The Competition and Markets Authority said Wednesday it will look into the deal’s effect on how Arm treats Nvidia’s rivals. The watchdog said it will examine whether the deal will give Arm “an incentive to withdraw, raise prices or reduce the quality” of its services to Nvidia’s chipmaking competitors.
Andrea Coscelli, chief executive of the Competition and Markets Authority, said the watchdog “will work closely with other competition authorities around the world to carefully consider the impact of the deal and ensure that it doesn’t ultimately result in consumers facing more expensive or lower quality products.”
U.K.-based Arm Ltd., whose chip designs power the vast majority of the world’s smartphones, declined to comment, as did Nvidia Corp., which is based in Santa Clara, California.
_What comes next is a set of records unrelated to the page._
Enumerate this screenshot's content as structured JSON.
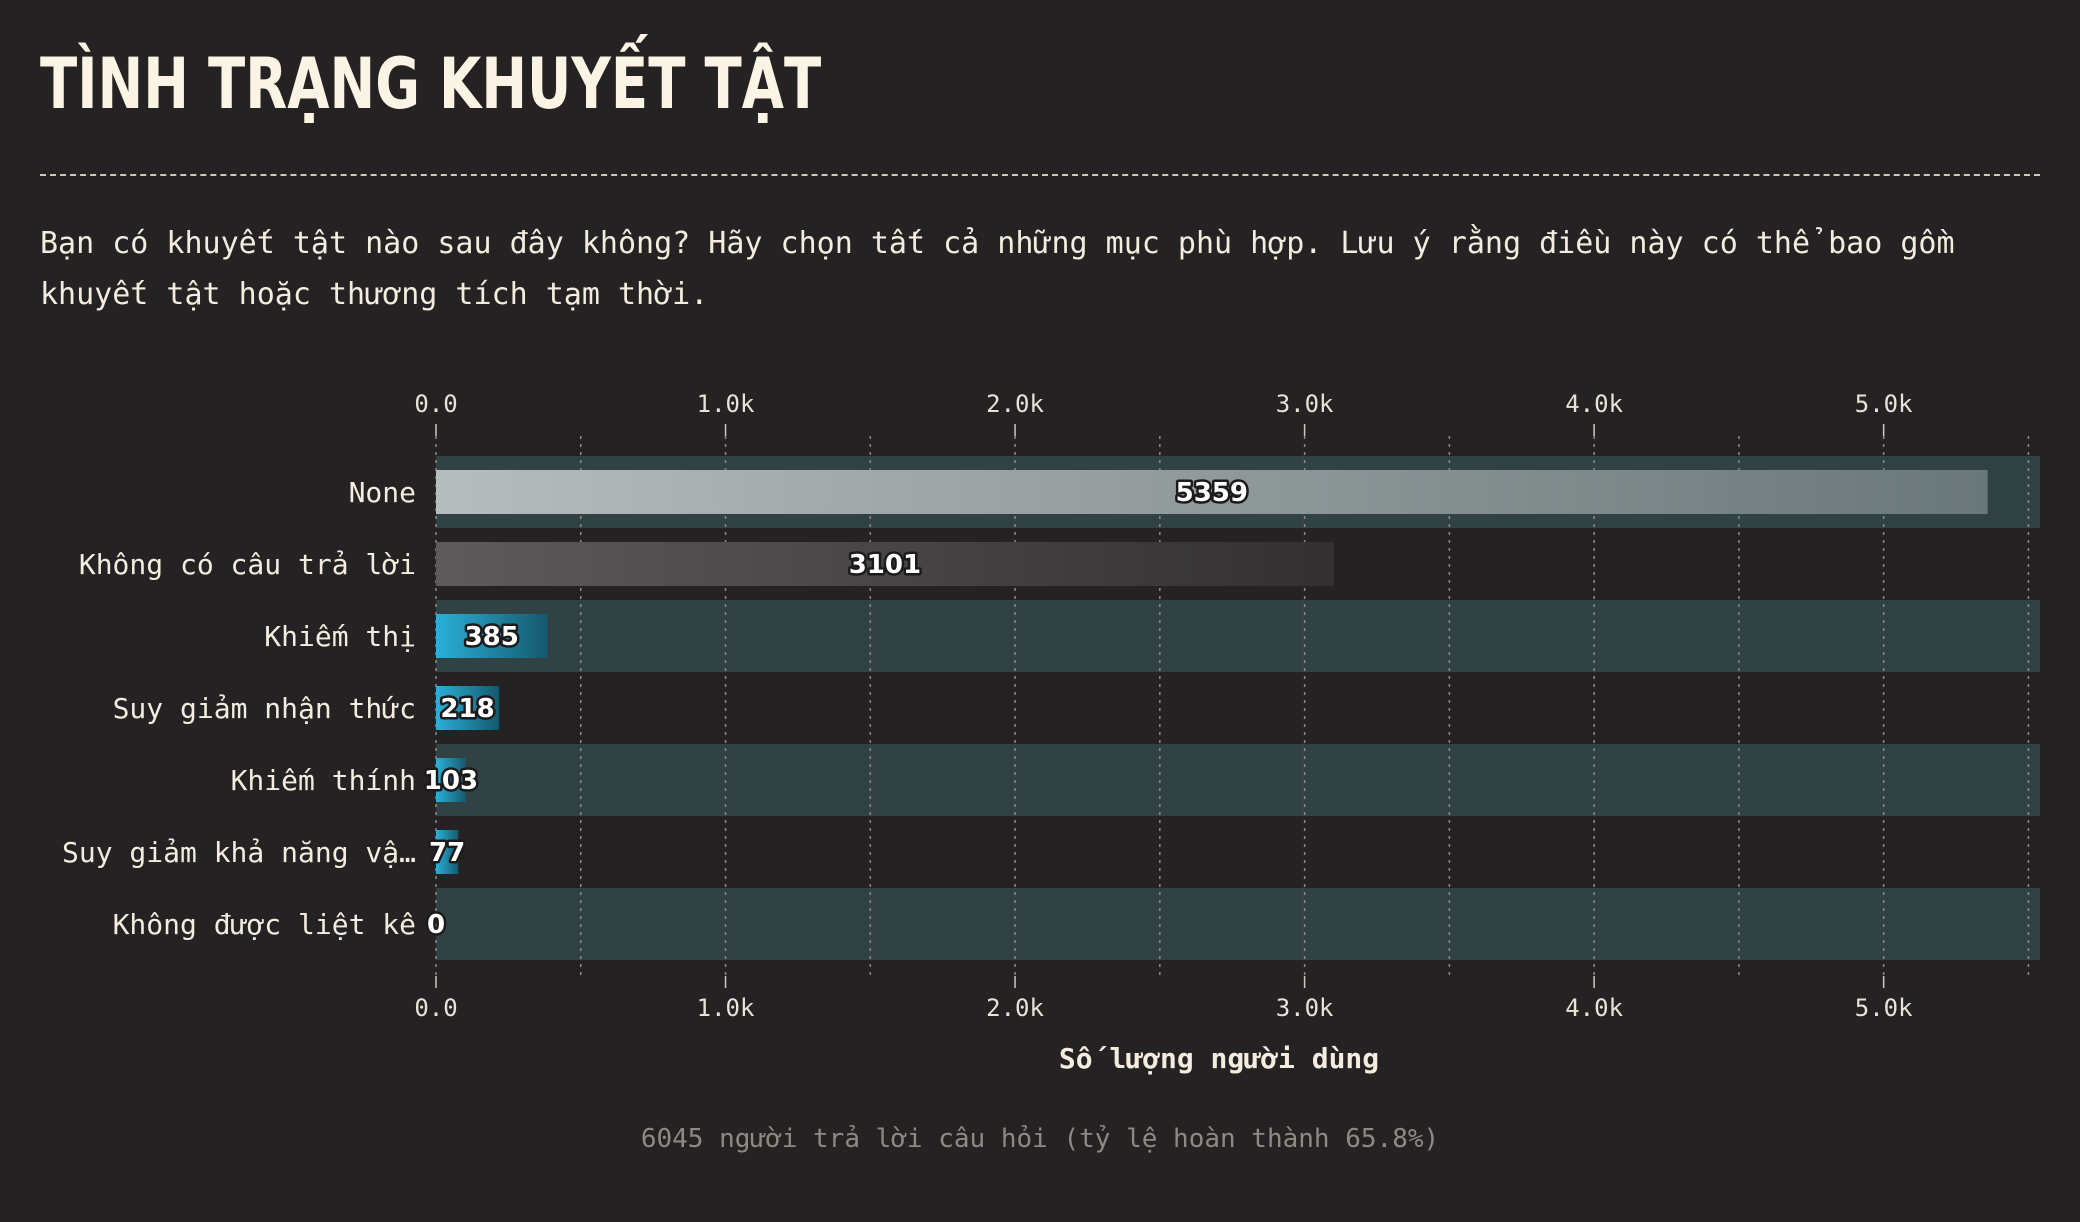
{
  "title": "TÌNH TRẠNG KHUYẾT TẬT",
  "question": "Bạn có khuyết tật nào sau đây không? Hãy chọn tất cả những mục phù hợp. Lưu ý rằng điều này có thể bao gồm khuyết tật hoặc thương tích tạm thời.",
  "footer": "6045 người trả lời câu hỏi (tỷ lệ hoàn thành 65.8%)",
  "colors": {
    "background": "#252223",
    "highlight_band": "#304244",
    "accent_bar": "#2aa7cf",
    "none_bar": "#b7bcbc",
    "no_answer_bar": "#5b5858",
    "text": "#f3ecdf"
  },
  "chart_data": {
    "type": "bar",
    "orientation": "horizontal",
    "categories": [
      "None",
      "Không có câu trả lời",
      "Khiếm thị",
      "Suy giảm nhận thức",
      "Khiếm thính",
      "Suy giảm khả năng vậ…",
      "Không được liệt kê"
    ],
    "values": [
      5359,
      3101,
      385,
      218,
      103,
      77,
      0
    ],
    "xlabel": "Số lượng người dùng",
    "xlim": [
      0,
      5540
    ],
    "xticks": [
      0,
      1000,
      2000,
      3000,
      4000,
      5000
    ],
    "xtick_labels": [
      "0.0",
      "1.0k",
      "2.0k",
      "3.0k",
      "4.0k",
      "5.0k"
    ],
    "axis_position": "top and bottom",
    "grid": true
  }
}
Nvidia said last year it was buying Arm Holdings from Japan’s technology giant Softbank. The deal raised concerns that Arm would abandon its neutral business model of licensing its chip designs to hundreds of tech companies, including many of Nvidia’s rivals.
Nvidia pledged to maintain Arm’s open licensing model and customer neutrality. It also agreed to keep Arm’s headquarters in Cambridge, England and expand its British staff. The company has said the deal wouldn’t be completed until early 2022 because it also faces regulatory scrutiny from the U.S., China and the European Union.